Pemerintah Gelontorkan 4,9 Triliun Rupiah untuk Program Kartu Prakerja

Jakarta | klikku.net – Peringatan Hari Kebangkitan Nasional tahun ini memiliki makna mendalam bagi bangsa Indonesia. Di tengah pandemi yang melanda, segenap anak bangsa terus bersinergi dan beradaptasi, dalam kondisi yang berdampak besar terhadap kesehatan dan perekonomian.

Dibanding tahun lalu, berbagai indikator dari segi perekonomian maupun terkait Covid-19, perlahan telah menunjukkan perbaikan yang konsisten. Salah satu inisiasi yang dilakukan Pemerintah yaitu Kartu Prakerja, terbukti telah membawa dampak positif bagi masyarakat di tengah pandemi.

Pada tahun 2020, lebih dari 5,5 juta orang tercatat sebagai penerima Program Kartu Prakerja.
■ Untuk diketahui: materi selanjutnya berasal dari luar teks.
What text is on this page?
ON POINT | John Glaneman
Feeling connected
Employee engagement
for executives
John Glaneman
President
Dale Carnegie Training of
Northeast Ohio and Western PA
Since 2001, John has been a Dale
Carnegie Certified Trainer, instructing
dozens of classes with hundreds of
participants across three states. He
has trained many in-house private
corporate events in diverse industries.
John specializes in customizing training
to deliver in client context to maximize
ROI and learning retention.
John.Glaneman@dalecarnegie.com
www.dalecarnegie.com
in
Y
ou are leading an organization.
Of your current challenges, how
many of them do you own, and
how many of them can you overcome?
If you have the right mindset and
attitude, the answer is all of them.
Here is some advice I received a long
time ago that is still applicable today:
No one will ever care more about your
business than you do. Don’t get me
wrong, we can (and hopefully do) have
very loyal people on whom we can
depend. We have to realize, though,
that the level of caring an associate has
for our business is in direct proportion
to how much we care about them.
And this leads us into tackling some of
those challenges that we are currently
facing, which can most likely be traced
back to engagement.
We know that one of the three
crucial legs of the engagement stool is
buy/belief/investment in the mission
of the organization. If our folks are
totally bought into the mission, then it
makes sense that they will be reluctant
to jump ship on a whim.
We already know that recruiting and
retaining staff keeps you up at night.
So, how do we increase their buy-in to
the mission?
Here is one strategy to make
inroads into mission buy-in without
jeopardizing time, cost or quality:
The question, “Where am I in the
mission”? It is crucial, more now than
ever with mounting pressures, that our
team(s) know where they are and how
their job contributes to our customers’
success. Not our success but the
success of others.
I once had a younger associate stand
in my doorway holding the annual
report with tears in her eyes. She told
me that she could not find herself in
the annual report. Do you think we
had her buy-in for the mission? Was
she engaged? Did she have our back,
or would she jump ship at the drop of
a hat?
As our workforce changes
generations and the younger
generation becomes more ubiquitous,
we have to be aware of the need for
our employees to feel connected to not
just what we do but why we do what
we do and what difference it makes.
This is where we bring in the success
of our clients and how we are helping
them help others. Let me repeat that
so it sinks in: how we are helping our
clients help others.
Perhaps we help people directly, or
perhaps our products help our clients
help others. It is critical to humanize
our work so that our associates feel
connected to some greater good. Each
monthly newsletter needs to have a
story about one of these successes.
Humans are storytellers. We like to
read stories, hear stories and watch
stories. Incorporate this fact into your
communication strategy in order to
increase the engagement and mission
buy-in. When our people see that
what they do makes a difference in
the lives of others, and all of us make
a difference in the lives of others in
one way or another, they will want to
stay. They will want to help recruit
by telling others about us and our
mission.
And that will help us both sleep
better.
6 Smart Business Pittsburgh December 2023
Dan tahun ini per 18 Mei 2021, tercatat lebih dari 2,7 juta orang jadi penerima program tersebut.

Pada Hari Kebangkitan Nasional tahun ini, Menteri Koordinator Bidang Perekonomian Airlangga Hartarto menyebut, para penerima Kartu Prakerja adalah calon Pahlawan Kebangkitan Nasional. Karena pada masa pandemi yang berdampak di sektor perekonomian, negara membutuhkan semua orang yang mau beradaptasi dengan keadaan.

“Kita membutuhkan ujung tombak yaitu orang-orang yang tidak menyerah pada keadaan, mau berubah, mau bangkit, mau meningkatkan kemampuan, mau menerima tantangan, serta mau memberikan manfaat kepada orang lain. Dan saya yakin, semua yang mengikuti Kartu Prakerja memiliki kemauan itu dalam dirinya,” ujar Airlangga, Kamis (20/5/2021).

Pada tahun 2021, lebih dari 62 juta orang mendaftar di website Kartu Prakerja. Hasil survei lembaga independen terhadap penerima Kartu Prakerja mengkonfirmasi, bahwa animo masyarakat terhadap program tersebut sangat tinggi. Tingginya minat itu, juga diikuti dengan kepuasan terhadap pelayanan dan manfaat Kartu Prakerja.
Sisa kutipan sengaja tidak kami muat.